Criminal IP Analysis Report on Recent Hidden Malicious Code Sites on a Chinese HFS HTTP File Servers
NAS has become an increasingly common way to handle files and backup storage. As usage increases, NAS security issues, particularly with QNAP and Synology products, are frequently spotted.
In addition to its vulnerabilities with CVE ID, critical NAS data is exposed to the internet defenselessly, making it easy to be leaked by simple attacks that randomly test key combinations and potential passwords to log into a user’s account.
Apart from the commercial NAS software, issues with free and open-source NAS software have been increasing recently as well, HFS HTTP File Server being the case.
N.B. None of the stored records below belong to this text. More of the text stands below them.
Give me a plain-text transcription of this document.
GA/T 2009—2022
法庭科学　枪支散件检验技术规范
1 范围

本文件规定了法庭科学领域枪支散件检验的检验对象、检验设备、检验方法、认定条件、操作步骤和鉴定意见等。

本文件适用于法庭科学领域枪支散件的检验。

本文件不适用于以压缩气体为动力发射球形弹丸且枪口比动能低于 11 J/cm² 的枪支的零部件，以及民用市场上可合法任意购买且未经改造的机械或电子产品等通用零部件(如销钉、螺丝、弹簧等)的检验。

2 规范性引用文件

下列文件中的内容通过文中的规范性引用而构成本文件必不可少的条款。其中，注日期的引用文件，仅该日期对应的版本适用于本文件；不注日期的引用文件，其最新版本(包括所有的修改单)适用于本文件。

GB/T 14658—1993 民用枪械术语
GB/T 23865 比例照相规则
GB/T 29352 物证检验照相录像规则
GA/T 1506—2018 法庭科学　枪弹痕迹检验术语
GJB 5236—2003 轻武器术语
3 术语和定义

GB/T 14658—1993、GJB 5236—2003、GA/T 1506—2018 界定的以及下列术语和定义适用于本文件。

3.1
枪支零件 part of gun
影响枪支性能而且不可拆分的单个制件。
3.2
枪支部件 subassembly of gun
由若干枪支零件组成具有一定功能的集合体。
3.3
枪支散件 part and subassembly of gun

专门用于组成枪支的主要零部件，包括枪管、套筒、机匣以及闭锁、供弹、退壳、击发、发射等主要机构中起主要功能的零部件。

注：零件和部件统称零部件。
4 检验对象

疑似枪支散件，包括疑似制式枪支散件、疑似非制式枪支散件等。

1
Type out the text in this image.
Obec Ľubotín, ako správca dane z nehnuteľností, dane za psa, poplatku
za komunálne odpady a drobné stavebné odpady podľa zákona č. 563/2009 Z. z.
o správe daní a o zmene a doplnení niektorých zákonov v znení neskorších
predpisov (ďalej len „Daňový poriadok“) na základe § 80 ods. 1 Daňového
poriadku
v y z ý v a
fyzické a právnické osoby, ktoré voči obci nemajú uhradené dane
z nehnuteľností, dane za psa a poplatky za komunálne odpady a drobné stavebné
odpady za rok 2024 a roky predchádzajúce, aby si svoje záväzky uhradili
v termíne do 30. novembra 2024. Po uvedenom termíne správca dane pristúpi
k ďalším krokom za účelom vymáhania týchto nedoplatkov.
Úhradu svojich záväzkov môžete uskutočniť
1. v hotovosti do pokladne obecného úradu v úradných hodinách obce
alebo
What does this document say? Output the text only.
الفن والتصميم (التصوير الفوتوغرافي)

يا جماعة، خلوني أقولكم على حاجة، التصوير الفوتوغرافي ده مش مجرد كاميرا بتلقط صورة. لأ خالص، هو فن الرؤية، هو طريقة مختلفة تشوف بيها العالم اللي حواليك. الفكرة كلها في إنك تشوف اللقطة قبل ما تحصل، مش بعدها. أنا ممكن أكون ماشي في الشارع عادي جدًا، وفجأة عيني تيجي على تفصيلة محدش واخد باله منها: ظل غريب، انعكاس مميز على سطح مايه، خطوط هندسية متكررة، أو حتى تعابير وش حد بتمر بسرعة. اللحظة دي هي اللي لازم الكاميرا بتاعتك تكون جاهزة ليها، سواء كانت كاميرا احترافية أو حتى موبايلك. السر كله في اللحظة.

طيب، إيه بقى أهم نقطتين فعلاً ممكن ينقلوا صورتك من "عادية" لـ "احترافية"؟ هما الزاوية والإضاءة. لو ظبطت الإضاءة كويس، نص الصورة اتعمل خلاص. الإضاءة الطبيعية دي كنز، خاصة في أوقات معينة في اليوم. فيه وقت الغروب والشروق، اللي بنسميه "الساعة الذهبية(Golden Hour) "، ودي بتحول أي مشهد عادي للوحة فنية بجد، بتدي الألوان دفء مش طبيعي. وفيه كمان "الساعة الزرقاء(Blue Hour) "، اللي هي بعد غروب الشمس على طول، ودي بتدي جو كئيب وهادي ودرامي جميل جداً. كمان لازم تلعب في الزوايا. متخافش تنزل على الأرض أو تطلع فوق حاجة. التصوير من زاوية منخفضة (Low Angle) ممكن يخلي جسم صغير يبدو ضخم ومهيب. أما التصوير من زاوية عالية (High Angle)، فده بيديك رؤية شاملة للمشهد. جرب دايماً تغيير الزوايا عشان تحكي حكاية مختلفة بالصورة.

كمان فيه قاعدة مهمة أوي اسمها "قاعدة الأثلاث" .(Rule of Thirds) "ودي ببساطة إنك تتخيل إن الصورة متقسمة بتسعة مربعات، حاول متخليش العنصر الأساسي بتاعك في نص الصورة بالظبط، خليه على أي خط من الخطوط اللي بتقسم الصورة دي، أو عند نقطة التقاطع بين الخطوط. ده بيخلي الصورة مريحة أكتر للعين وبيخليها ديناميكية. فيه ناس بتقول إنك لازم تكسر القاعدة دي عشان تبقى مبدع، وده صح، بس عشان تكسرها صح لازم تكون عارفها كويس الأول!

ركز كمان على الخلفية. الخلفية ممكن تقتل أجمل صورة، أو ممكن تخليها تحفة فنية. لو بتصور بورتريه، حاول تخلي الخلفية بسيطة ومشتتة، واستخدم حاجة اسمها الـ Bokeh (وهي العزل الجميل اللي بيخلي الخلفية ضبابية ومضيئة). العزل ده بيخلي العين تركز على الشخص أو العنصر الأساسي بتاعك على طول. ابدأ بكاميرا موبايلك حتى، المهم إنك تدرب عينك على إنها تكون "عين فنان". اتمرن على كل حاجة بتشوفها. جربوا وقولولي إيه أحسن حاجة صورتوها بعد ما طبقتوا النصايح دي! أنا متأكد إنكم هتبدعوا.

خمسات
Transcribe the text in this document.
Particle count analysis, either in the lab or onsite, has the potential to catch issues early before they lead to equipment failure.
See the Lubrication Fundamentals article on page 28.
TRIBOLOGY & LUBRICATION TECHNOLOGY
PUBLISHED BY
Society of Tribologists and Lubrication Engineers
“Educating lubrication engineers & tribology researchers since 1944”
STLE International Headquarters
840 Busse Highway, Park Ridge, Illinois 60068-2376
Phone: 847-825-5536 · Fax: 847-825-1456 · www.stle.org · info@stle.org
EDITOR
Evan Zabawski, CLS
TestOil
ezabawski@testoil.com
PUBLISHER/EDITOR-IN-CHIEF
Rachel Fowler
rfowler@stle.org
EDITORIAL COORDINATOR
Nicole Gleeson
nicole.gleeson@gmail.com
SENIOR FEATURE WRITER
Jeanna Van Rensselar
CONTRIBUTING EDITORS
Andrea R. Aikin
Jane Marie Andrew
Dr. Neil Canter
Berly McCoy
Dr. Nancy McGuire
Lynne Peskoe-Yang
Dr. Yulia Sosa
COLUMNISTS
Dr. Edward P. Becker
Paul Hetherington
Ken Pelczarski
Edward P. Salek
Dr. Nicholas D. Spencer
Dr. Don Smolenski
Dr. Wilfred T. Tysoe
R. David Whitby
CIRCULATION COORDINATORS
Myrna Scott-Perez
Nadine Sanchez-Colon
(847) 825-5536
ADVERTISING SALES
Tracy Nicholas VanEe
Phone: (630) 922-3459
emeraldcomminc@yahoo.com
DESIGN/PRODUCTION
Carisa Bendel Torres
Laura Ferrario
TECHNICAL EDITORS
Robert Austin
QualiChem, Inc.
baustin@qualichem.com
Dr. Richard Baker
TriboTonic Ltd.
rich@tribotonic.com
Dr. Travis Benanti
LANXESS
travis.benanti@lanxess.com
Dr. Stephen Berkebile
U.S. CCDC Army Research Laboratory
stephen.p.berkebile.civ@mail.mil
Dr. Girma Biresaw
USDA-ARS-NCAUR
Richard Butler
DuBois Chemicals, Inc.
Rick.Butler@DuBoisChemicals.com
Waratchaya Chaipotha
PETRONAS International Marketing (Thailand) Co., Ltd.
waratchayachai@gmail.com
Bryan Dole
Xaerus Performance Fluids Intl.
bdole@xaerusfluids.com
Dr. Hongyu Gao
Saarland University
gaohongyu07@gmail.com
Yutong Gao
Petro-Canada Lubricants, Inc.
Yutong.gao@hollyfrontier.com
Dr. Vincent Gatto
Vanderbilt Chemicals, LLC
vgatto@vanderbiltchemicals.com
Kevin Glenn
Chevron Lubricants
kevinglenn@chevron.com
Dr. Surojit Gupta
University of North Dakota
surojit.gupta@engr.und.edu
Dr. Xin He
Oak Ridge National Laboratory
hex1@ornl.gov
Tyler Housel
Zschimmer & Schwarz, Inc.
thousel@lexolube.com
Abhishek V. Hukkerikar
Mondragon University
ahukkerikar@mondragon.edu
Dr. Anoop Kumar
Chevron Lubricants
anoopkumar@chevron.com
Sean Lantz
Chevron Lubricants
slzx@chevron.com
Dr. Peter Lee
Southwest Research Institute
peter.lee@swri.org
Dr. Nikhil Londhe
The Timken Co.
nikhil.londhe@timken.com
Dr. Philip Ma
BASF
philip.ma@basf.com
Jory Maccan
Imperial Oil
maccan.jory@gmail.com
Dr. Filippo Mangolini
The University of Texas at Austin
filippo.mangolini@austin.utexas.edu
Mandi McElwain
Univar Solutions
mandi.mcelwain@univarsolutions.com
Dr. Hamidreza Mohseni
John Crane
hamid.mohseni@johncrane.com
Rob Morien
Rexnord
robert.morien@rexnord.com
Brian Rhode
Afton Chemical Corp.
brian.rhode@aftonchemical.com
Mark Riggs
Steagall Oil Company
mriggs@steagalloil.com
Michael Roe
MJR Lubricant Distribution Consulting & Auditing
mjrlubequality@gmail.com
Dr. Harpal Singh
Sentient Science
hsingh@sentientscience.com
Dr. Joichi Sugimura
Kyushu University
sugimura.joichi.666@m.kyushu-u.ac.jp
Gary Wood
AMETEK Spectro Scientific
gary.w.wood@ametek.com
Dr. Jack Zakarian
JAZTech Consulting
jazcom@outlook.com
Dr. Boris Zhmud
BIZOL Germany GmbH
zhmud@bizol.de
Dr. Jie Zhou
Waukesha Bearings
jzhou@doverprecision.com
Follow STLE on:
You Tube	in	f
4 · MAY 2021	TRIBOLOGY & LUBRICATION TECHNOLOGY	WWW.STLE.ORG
With its features like installing with a few clicks, uploading files with drag and drop, sharing files externally through URL, the HFS HTTP File Server has become a common software for individuals as well as small enterprises. The image below shows HFS HTTP File Server when running.
The fatal problem with the HFS HTTP File Sever is that unlike Synology or QNAP, it does not require any authentication in the default state. What this implies is that in this case, all of the files stored in the server are accessible and downloadable to the public which could lead to data leakage. Below is the result of globally exposed HFS severs after searching HFS port:8080 on Criminal IP . At the time of writing we can see that over 1,500 servers were exposed externally.